Chicago, one last time
The White House, Washington
Over the past eight years, I’ve been proud to stand by President Obama’s side through every step of this journey.
And tonight, I’ll be proud to stand by him one last time in Chicago with the First Lady and with Jill as he makes his farewell address to the nation.
Heading back to Chicago, I can’t help thinking about that night when the four of us were together in Grant Park. November 4, 2008.
We’d received the call conceding the race from our friend and patriot, John McCain. Barack had just finished addressing the nation for the first time as President-elect. The park was just filled with hundreds of thousands of people from all around the city and the country, of every age and background. And then, after Barack’s speech, our families joined us on stage — two families from different parts of the country, from different walks of life, but with the same values, that had grown so close over the past several months and have stayed so close over the last eight years.

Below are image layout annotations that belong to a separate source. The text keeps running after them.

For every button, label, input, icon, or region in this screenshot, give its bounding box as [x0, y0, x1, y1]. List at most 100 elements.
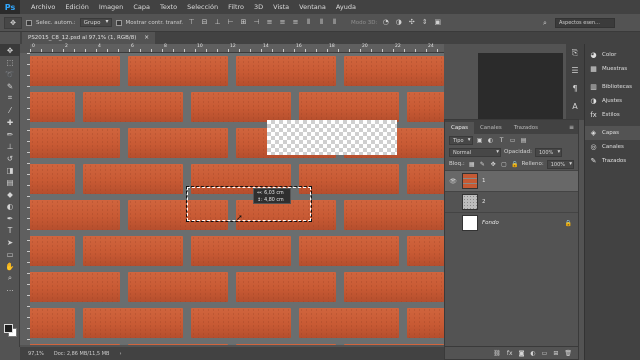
- align-hcenter-icon[interactable]: ⊞: [239, 18, 248, 27]
- lock-pixels-icon[interactable]: ✎: [479, 161, 487, 168]
- pen-tool-icon[interactable]: ✒: [0, 212, 20, 224]
- distribute-vcenter-icon[interactable]: ≡: [278, 18, 287, 27]
- filter-adjustment-icon[interactable]: ◐: [487, 137, 495, 144]
- side-item-color[interactable]: ◕ Color: [585, 48, 640, 62]
- layer-row-1[interactable]: 👁 1: [445, 170, 578, 191]
- marquee-tool-icon[interactable]: ⬚: [0, 56, 20, 68]
- layer-name[interactable]: 2: [482, 199, 578, 205]
- eraser-tool-icon[interactable]: ◨: [0, 164, 20, 176]
- panel-menu-icon[interactable]: ≡: [569, 122, 578, 134]
- zoom-tool-icon[interactable]: ⌕: [0, 272, 20, 284]
- dodge-tool-icon[interactable]: ◐: [0, 200, 20, 212]
- side-item-libraries[interactable]: ▥ Bibliotecas: [585, 80, 640, 94]
- distribute-right-icon[interactable]: ⦀: [330, 18, 339, 27]
- clone-stamp-tool-icon[interactable]: ⊥: [0, 140, 20, 152]
- filter-shape-icon[interactable]: ▭: [509, 137, 517, 144]
- document-tab[interactable]: PS2015_C8_12.psd al 97,1% (1, RGB/8) ×: [22, 32, 156, 44]
- align-vcenter-icon[interactable]: ⊟: [200, 18, 209, 27]
- lasso-tool-icon[interactable]: ➰: [0, 68, 20, 80]
- close-icon[interactable]: ×: [144, 34, 149, 41]
- paragraph-panel-icon[interactable]: ¶: [566, 80, 584, 98]
- delete-layer-icon[interactable]: 🗑: [564, 350, 572, 357]
- character-panel-icon[interactable]: A: [566, 98, 584, 116]
- layer-row-fondo[interactable]: Fondo 🔒: [445, 212, 578, 233]
- layer-name[interactable]: Fondo: [482, 220, 565, 226]
- distribute-hcenter-icon[interactable]: ⦀: [317, 18, 326, 27]
- slide-3d-icon[interactable]: ⇕: [420, 18, 429, 27]
- quick-select-tool-icon[interactable]: ✎: [0, 80, 20, 92]
- auto-select-checkbox[interactable]: [26, 19, 32, 26]
- filter-smart-icon[interactable]: ▤: [520, 137, 528, 144]
- properties-panel-icon[interactable]: ☰: [566, 62, 584, 80]
- menu-3d[interactable]: 3D: [249, 0, 268, 14]
- visibility-eye-icon[interactable]: 👁: [448, 178, 458, 185]
- move-tool-preset-icon[interactable]: ✥: [4, 16, 22, 29]
- align-bottom-icon[interactable]: ⊥: [213, 18, 222, 27]
- roll-3d-icon[interactable]: ◑: [394, 18, 403, 27]
- tab-paths[interactable]: Trazados: [508, 122, 544, 134]
- distribute-top-icon[interactable]: ≡: [265, 18, 274, 27]
- distribute-left-icon[interactable]: ⦀: [304, 18, 313, 27]
- menu-seleccion[interactable]: Selección: [182, 0, 223, 14]
- foreground-color-swatch[interactable]: [4, 324, 13, 333]
- align-top-icon[interactable]: ⊤: [187, 18, 196, 27]
- tab-channels[interactable]: Canales: [474, 122, 508, 134]
- fill-field[interactable]: 100%: [546, 159, 574, 169]
- menu-ayuda[interactable]: Ayuda: [331, 0, 361, 14]
- crop-tool-icon[interactable]: ⌗: [0, 92, 20, 104]
- align-left-icon[interactable]: ⊢: [226, 18, 235, 27]
- filter-type-icon[interactable]: T: [498, 137, 506, 144]
- workspace-dropdown[interactable]: Aspectos esen...: [555, 18, 615, 28]
- filter-kind-dropdown[interactable]: Tipo: [449, 135, 473, 145]
- menu-texto[interactable]: Texto: [155, 0, 182, 14]
- new-layer-icon[interactable]: ⊞: [553, 350, 558, 357]
- lock-artboard-icon[interactable]: ▢: [500, 161, 508, 168]
- side-item-paths[interactable]: ✎ Trazados: [585, 154, 640, 168]
- add-mask-icon[interactable]: ◙: [519, 350, 525, 357]
- side-item-layers[interactable]: ◈ Capas: [585, 126, 640, 140]
- hand-tool-icon[interactable]: ✋: [0, 260, 20, 272]
- lock-transparency-icon[interactable]: ▦: [468, 161, 476, 168]
- brush-tool-icon[interactable]: ✏: [0, 128, 20, 140]
- gradient-tool-icon[interactable]: ▤: [0, 176, 20, 188]
- side-item-styles[interactable]: fx Estilos: [585, 108, 640, 122]
- type-tool-icon[interactable]: T: [0, 224, 20, 236]
- blur-tool-icon[interactable]: ◆: [0, 188, 20, 200]
- rectangle-tool-icon[interactable]: ▭: [0, 248, 20, 260]
- eyedropper-tool-icon[interactable]: ⁄: [0, 104, 20, 116]
- lock-position-icon[interactable]: ✥: [489, 161, 497, 168]
- horizontal-ruler[interactable]: 0 2 4 6 8 10 12 14 16 18 20 22 24: [30, 44, 444, 53]
- new-group-icon[interactable]: ▭: [542, 350, 548, 357]
- scale-3d-icon[interactable]: ▣: [433, 18, 442, 27]
- menu-imagen[interactable]: Imagen: [94, 0, 128, 14]
- move-tool-icon[interactable]: ✥: [0, 44, 20, 56]
- side-item-swatches[interactable]: ▦ Muestras: [585, 62, 640, 76]
- document-canvas[interactable]: ↔: 6,03 cm ↕: 4,80 cm ➚: [30, 53, 444, 345]
- auto-select-dropdown[interactable]: Grupo: [79, 18, 112, 27]
- distribute-bottom-icon[interactable]: ≡: [291, 18, 300, 27]
- side-item-adjustments[interactable]: ◑ Ajustes: [585, 94, 640, 108]
- menu-edicion[interactable]: Edición: [60, 0, 94, 14]
- layer-row-2[interactable]: 2: [445, 191, 578, 212]
- vertical-ruler[interactable]: [20, 53, 30, 345]
- opacity-field[interactable]: 100%: [534, 147, 563, 157]
- layer-name[interactable]: 1: [482, 178, 578, 184]
- tab-layers[interactable]: Capas: [445, 122, 474, 134]
- layer-style-icon[interactable]: fx: [507, 350, 513, 357]
- status-arrow-icon[interactable]: ›: [119, 351, 121, 357]
- side-item-channels[interactable]: ◎ Canales: [585, 140, 640, 154]
- filter-pixel-icon[interactable]: ▣: [476, 137, 484, 144]
- lock-all-icon[interactable]: 🔒: [511, 161, 519, 168]
- show-transform-checkbox[interactable]: [115, 19, 122, 26]
- search-icon[interactable]: ⌕: [540, 18, 550, 28]
- menu-archivo[interactable]: Archivo: [26, 0, 60, 14]
- adjustment-layer-icon[interactable]: ◐: [530, 350, 535, 357]
- align-right-icon[interactable]: ⊣: [252, 18, 261, 27]
- selection-marquee[interactable]: [186, 186, 312, 222]
- pan-3d-icon[interactable]: ✣: [407, 18, 416, 27]
- history-panel-icon[interactable]: ⎘: [566, 44, 584, 62]
- menu-vista[interactable]: Vista: [268, 0, 294, 14]
- zoom-level[interactable]: 97,1%: [28, 351, 44, 357]
- history-brush-tool-icon[interactable]: ↺: [0, 152, 20, 164]
- more-tools-icon[interactable]: ⋯: [0, 284, 20, 296]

And I saw my mother, Catherine Eugenia Finnegan Biden, who was 91 years old at the time, walking over to us. She really liked Barack. Always had.
And my mom reached out, grabbed Barack’s hand, and said, “It’s going to be okay, honey, come with me.” And holding both of our hands, she walks us up to the front of the stage. Barack and I look at each other. Here we go.
Together, we took that first step in our journey that has continued until today — a journey to restore our economy, rebuild the middle class, and treat everyone with dignity.
It was a feeling I’ll never forget — standing out on that stage together for the first time since the overwhelming majority of the American people placed their trust in us. I remember how the tough days on the campaign trail were nothing compared to the tough days millions of families were going through as the economy was crashing and they were losing their jobs, their homes, and their savings. I remember seeing the hope in their eyes, and being reminded that there is no quit in America.
And even though we’d go to bed exhausted every night, we’d wake up in the morning inspired by the millions of people who volunteered, organized, voted, and put every ounce of heart and hustle into something bigger than themselves. It was electric — something that this country had never seen before. At its core, it was truly a campaign about our conviction that ordinary people can do extraordinary things. That’s the history of the journey of our country.
Being asked to be part of this journey was a great honor. Barack and I and our families have formed a real and lasting bond over this incredible experience. During long hours in the Oval Office and Situation Room, during private lunches and quiet moments, I’ve seen Barack lead this country from economic crisis to recovery to resurgence. I’ve seen him lead the world not just by the example of our power, but by the power of our example.
I’ve seen a president who never forgot the core that makes us who we are as Americans — tough, resilient, but always full of hope and optimism. Just give people a fair chance and they will do extraordinary things.
Eight years later, I hope you’ll join me in Chicago as the President speaks about all we’ve accomplished on our journey as a country over the last eight years and the work that’s still ahead.